Les Invalides

Peut-être à raison, le président Hollande estime qu’il n’y a rien de plus urgent que de souder la communauté nationale, de faire corps contre la peur, contre le terrorisme, contre l’ennemi. La vieille nation, qu’on croyait dépassée (et qui est dépassée, la preuve), est dépoussiérée pour l’occasion. Après la Marseillaise à satiété, et Notre-Dame, et Versailles, nous avons ce vendredi les Invalides et les drapeaux aux fenêtres ! De la part d’une gauche qui assimilait le patriotisme au lepénisme, cette fièvre a quelque chose de surprenant.

À la faillite de l’État a répondu un besoin d’ordre.

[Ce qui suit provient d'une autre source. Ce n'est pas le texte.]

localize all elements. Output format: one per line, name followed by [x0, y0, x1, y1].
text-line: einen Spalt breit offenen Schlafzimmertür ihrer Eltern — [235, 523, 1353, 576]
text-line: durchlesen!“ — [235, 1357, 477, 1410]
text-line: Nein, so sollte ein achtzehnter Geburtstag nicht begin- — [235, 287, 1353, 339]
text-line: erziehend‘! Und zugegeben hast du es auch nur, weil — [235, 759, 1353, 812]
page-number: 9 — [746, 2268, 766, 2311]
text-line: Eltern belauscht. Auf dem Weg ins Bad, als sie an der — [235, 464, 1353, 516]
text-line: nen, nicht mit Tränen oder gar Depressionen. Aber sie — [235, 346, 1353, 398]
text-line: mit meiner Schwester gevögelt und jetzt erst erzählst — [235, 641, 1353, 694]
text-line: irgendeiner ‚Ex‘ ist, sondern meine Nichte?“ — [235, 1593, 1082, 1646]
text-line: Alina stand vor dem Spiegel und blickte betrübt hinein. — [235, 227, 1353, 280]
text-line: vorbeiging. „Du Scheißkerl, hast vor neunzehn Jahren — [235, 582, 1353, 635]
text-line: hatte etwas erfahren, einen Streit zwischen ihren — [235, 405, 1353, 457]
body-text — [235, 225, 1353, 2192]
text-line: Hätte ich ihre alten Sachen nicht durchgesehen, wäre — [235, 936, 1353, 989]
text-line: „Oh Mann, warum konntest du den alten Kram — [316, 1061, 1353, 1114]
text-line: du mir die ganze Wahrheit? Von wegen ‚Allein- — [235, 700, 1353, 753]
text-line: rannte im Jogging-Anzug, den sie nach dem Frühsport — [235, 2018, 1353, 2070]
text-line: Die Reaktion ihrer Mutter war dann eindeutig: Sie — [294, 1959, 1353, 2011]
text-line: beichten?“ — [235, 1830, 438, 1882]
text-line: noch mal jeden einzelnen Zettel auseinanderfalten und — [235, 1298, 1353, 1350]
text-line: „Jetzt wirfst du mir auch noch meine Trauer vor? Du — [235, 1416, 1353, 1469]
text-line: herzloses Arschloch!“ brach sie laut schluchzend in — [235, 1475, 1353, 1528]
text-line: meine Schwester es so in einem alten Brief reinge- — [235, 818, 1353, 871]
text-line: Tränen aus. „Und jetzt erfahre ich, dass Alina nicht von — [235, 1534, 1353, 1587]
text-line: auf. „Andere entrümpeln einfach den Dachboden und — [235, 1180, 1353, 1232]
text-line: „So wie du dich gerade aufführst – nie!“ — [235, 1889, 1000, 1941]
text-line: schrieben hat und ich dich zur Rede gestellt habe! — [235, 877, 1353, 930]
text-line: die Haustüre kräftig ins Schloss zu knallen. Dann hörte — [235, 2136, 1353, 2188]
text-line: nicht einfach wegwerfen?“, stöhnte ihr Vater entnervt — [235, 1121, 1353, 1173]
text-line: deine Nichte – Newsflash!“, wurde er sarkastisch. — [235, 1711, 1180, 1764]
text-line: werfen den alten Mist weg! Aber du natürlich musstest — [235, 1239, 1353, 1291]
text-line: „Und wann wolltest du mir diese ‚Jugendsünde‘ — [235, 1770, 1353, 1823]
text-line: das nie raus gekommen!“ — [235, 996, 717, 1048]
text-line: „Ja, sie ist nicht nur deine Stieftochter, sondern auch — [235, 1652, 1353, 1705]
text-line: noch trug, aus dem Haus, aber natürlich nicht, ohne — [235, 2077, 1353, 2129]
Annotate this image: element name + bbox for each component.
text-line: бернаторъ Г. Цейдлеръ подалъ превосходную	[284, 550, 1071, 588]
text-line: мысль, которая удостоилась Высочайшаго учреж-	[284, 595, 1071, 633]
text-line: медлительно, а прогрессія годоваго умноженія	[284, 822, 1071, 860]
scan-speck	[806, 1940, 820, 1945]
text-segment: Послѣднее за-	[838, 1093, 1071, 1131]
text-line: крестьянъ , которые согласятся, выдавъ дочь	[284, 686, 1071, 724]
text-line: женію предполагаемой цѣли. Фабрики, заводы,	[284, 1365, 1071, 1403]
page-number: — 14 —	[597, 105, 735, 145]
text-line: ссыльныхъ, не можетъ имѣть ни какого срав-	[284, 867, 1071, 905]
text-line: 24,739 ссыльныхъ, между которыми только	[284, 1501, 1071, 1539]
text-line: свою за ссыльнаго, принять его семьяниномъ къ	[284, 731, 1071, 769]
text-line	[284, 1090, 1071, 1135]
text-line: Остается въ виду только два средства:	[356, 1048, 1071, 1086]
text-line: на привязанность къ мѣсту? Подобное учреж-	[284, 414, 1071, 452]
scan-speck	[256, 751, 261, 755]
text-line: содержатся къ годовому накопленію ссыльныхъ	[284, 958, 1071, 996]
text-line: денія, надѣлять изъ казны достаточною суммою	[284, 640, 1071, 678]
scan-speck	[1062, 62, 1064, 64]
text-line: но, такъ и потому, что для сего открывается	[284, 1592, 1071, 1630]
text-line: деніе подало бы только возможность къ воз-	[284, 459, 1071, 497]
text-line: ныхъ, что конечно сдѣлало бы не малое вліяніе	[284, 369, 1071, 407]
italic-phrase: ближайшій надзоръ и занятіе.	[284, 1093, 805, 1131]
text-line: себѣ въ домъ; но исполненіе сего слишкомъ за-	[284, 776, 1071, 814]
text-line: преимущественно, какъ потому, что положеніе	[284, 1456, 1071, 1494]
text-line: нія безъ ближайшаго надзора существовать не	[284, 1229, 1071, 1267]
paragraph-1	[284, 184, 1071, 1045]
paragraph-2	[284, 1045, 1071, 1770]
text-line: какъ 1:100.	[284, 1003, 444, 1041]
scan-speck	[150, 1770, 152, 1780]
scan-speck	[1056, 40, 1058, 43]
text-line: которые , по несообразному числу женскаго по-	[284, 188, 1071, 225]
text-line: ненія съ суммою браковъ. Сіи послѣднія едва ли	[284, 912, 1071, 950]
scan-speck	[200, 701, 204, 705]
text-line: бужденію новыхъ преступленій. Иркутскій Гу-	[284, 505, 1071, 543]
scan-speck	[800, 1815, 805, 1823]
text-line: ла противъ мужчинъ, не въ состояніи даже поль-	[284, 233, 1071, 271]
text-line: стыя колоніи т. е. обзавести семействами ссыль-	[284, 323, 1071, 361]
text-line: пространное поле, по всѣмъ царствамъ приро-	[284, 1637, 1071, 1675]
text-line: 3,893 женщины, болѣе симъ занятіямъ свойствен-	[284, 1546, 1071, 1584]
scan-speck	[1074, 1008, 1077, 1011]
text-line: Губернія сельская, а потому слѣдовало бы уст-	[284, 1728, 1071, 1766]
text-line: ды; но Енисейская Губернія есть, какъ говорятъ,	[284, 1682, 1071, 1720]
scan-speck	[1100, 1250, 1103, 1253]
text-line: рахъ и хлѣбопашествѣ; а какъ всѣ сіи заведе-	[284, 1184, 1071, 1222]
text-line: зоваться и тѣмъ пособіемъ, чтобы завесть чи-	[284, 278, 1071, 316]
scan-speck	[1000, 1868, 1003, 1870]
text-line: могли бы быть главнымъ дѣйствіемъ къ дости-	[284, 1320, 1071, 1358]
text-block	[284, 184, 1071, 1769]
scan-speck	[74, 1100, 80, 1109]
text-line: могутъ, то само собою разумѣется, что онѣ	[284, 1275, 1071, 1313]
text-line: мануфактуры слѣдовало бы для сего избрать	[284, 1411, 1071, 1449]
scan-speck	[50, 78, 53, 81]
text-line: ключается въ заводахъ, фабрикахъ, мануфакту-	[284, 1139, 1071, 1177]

À la faillite de la première mission de l’État, qui est de garantir la sécurité de sa population, a répondu un besoin de réaffirmation de son autorité. Les Français ressentent très douloureusement que des parcelles du territoire national échappent au contrôle de la puissance publique. C’est en ce sens que nous formons un corps. Les mesures exceptionnelles de ces derniers jours, soutenues à une majorité proche de l’unanimité selon les derniers sondages, ont permis à la police, parfois épaulée par l’armée, de reprendre temporairement possession des territoires perdus. Que n’avait-on crié au loup, pourtant, quand, lors des émeutes de 2005, Philippe de Villiers avait demandé des militaires pour les banlieues !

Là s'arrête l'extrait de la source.